OLM API Reference

`olm.models.openai`

Source: src/olm/models/openai/__init__.py:1

Classes

GPT2()

Bases: olm.models.openai.gpt2.GPT2Model

Source: src/olm/models/openai/gpt2.py:63

GPT-2 Small (124M).

Methods

forward(self, x: torch.Tensor) -> torch.Tensor (inherited from Block)

Source: src/olm/nn/structure/block.py:26

Apply each block to the input in sequence.

Parameters

  • x: Input tensor.

Returns

Output tensor after all blocks have been applied.

GPT2Large()

Bases: olm.models.openai.gpt2.GPT2Model

Source: src/olm/models/openai/gpt2.py:85

GPT-2 Large (774M).

Methods

forward(self, x: torch.Tensor) -> torch.Tensor (inherited from Block)

Source: src/olm/nn/structure/block.py:26

Apply each block to the input in sequence.

Parameters

  • x: Input tensor.

Returns

Output tensor after all blocks have been applied.

GPT2Medium()

Bases: olm.models.openai.gpt2.GPT2Model

Source: src/olm/models/openai/gpt2.py:74

GPT-2 Medium (355M).

Methods

forward(self, x: torch.Tensor) -> torch.Tensor (inherited from Block)

Source: src/olm/nn/structure/block.py:26

Apply each block to the input in sequence.

Parameters

  • x: Input tensor.

Returns

Output tensor after all blocks have been applied.

GPT2Model(vocab_size: int, embed_dim: int, num_layers: int, num_heads: int, max_seq_len: int, dropout: float = 0.1, tie_weights: bool = True)

Bases: olm.nn.structure.block.Block

Source: src/olm/models/openai/gpt2.py:34

Base class for GPT-2 models.

Structure

Token embedding + learned positional embedding -> GPT2Block x N -> tied OutputHead.

Forward

Accepts token IDs shaped [batch, seq_len] and returns logits shaped [batch, seq_len, vocab_size].

Methods

forward(self, x: torch.Tensor) -> torch.Tensor (inherited from Block)

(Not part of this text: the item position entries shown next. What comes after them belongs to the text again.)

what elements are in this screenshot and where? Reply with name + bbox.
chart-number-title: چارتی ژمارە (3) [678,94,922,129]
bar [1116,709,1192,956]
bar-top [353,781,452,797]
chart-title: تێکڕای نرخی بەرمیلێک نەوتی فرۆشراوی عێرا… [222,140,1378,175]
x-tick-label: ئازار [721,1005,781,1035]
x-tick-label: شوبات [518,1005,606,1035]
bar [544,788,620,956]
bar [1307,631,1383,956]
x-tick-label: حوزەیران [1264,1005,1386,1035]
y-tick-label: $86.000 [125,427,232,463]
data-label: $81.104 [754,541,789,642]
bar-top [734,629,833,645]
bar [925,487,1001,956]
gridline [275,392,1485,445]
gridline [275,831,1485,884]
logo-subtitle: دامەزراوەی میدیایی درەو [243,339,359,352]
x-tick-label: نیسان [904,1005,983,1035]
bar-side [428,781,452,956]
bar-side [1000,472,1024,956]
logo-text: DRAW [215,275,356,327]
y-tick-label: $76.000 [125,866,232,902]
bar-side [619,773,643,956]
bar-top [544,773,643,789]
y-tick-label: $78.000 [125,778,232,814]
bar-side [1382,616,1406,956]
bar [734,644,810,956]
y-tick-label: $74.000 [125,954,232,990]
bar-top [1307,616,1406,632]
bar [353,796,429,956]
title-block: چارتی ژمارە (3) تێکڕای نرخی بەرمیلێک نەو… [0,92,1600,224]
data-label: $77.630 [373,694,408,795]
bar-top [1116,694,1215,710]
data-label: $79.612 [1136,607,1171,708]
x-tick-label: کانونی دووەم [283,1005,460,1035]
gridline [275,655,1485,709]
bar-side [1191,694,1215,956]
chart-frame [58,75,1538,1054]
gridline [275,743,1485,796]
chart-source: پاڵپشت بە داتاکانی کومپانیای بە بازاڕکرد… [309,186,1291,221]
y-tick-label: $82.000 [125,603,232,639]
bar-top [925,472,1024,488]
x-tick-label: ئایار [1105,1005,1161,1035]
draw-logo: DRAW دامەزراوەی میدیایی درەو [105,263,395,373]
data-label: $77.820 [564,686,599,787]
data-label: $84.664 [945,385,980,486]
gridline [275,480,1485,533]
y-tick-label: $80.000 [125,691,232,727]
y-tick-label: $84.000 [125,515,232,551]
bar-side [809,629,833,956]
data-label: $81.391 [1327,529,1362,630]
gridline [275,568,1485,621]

Source: src/olm/nn/structure/block.py:26

Apply each block to the input in sequence.

Parameters

  • x: Input tensor.

Returns

Output tensor after all blocks have been applied.

GPT2XL()

Bases: olm.models.openai.gpt2.GPT2Model

Source: src/olm/models/openai/gpt2.py:96

GPT-2 XL (1.5B).

Methods

forward(self, x: torch.Tensor) -> torch.Tensor (inherited from Block)

Source: src/olm/nn/structure/block.py:26

Apply each block to the input in sequence.

Parameters

  • x: Input tensor.

Returns

Output tensor after all blocks have been applied.